Dernières Nouvelles | News 24

De nouvelles recherches montrent que les marsouins ne sont pas blessés par les parcs éoliens offshore

Le bruit provenant de la construction d’éoliennes offshore peut blesser et même tuer des mammifères marins comme les marsouins.

  • Le battage de pieux utilisé dans la construction de parcs éoliens offshore peut blesser ou tuer des animaux marins sensibles au bruit, comme les marsouins.
  • Des moyens de dissuasion acoustiques sont souvent installés dans l’eau pour éloigner temporairement les porposis des chantiers de construction.
  • Des chercheurs écossais ont amélioré la technologie de suivi qui montre que les mammifères marins ont nagé loin des répulsifs acoustiques, évitant ainsi les blessures.
  • Pour des nouvelles et des analyses sur le changement climatique, rendez-vous sur News24 Avenir Climatique.

Des chercheurs écossais ont développé un outil pour s’assurer que les marsouins ne sont pas blessés par la construction d’éoliennes offshore

Le battage de pieux nécessaire à la construction de turbines offshore peut nuire ou même tuer des mammifères marins sensibles au bruit comme les marsouins, les fermes à étincelles, qui sont essentielles pour développer les énergies renouvelables à l’échelle mondiale. inquiétude des écologistes.

Pour les éloigner des chantiers de construction, des répulsifs acoustiques (ADD) sont souvent installés sous l’eau : émettant des sons à des fréquences et des volumes spécifiques qui éloignent temporairement les marsouins.

Ces appareils sont utilisés depuis des années, mais il était difficile de suivre avec précision la distance parcourue par les marsouins et pendant combien de temps. Sans le savoir, personne ne pouvait être sûr que les animaux évitaient le mal.

Mais les chercheurs ont amélioré la technologie pour suivre les mammifères marins, confirmant en fait qu’ils évitaient les blessures causées par le bruit du chantier de construction de la turbine dans la zone d’étude.

LIRE | La société britannique Searcher obtient le feu vert pour une étude sismique au large de la côte ouest de l’Afrique du Sud

“C’est la première fois que nous avons été en mesure de montrer directement que les marsouins nagent directement loin des ADD… c’est ce que nous voulons”, a déclaré à l’AFP l’auteur principal Isla Graham de l’université d’Aberdeen.

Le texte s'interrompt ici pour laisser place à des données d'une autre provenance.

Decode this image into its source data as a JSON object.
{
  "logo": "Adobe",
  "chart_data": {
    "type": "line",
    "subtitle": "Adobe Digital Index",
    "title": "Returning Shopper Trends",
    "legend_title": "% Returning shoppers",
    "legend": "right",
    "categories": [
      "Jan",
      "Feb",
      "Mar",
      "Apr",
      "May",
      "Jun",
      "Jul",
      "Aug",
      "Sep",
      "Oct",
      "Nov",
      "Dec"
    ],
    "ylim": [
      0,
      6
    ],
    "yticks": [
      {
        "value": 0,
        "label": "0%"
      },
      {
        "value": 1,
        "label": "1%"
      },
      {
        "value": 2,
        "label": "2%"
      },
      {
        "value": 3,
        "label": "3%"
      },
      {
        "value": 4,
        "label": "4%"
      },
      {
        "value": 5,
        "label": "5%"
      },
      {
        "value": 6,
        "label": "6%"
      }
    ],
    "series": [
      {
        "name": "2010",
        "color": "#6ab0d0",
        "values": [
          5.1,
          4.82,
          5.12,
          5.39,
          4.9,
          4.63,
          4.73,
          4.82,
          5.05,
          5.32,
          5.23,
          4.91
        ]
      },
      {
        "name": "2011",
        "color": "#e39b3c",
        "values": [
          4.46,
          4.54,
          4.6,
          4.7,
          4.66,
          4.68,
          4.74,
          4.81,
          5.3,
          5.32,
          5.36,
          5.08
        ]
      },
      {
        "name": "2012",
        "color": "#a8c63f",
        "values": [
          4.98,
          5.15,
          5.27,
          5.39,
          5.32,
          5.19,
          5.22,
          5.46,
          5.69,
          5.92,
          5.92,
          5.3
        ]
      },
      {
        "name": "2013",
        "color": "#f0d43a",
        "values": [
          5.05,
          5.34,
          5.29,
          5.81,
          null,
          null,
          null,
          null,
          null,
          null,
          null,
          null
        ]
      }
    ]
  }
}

Les résultats, publiés mercredi dans le journal de la Royal Society, contribuent à apaiser les craintes que la construction de parcs éoliens offshore nuise aux cétacés à proximité, en garantissant que les ADD fonctionnent réellement.

Les parcs éoliens offshore sont cruciaux pour la transition énergétique verte afin de limiter le réchauffement climatique à 1,5 degrés Celsius et ont le potentiel de générer des quantités massives d’énergie par rapport aux projets terrestres.

“Il y a des avantages climatiques évidents à l’expansion des énergies renouvelables. Mais cela doit être équilibré avec les impacts potentiels qu’elle pourrait avoir – des impacts négatifs, des impacts positifs aussi”, a déclaré Graham.

En 2021, sur la capacité éolienne totale installée dans le monde, 93% étaient à terre, le reste en mer, selon l’Agence internationale de l’énergie.

« Effaroucheurs de phoques »

Les ADD, familièrement appelés « effaroucheurs de phoques », ont été initialement conçus pour éloigner les phoques des fermes piscicoles et des sites agricoles.

Ils sont couramment déployés lors de la construction de parcs éoliens offshore, pour dégager le site environnant des animaux sensibles au son comme les marsouins dont l’ouïe peut être endommagée par des battages de pieux bruyants.

L’ouïe est très importante pour la communication, l’interaction sociale et la recherche de nourriture des marsouins.

Graham a déclaré que le suivi des animaux chassés par des appareils ADD peut être difficile, car il est difficile de voir des animaux dans l’eau, surtout la nuit.

Mais le nouvel outil développé par son équipe permet un suivi plus précis en temps réel, à l’aide de sept enregistreurs de sons sous-marins distants d’environ un kilomètre, appelés grappe d’hydrophones, pour écouter les marsouins.

L’étude, menée en 2019 près du parc éolien offshore Moray East en mer du Nord au large de la côte écossaise, a révélé qu’environ la moitié des marsouins se sont déplacés jusqu’à 7,5 kilomètres du site pendant l’empilage.

Graham dit que l’outil pourrait être déployé sur d’autres sites où des animaux sensibles au son, comme les grands dauphins, sont présents.

“Au fur et à mesure que ces nouveaux outils sont développés, notre groupe d’hydrophones pourrait être utilisé à nouveau, pour examiner l’efficacité de ceux-ci, en fonction de l’espèce”, a déclaré Graham.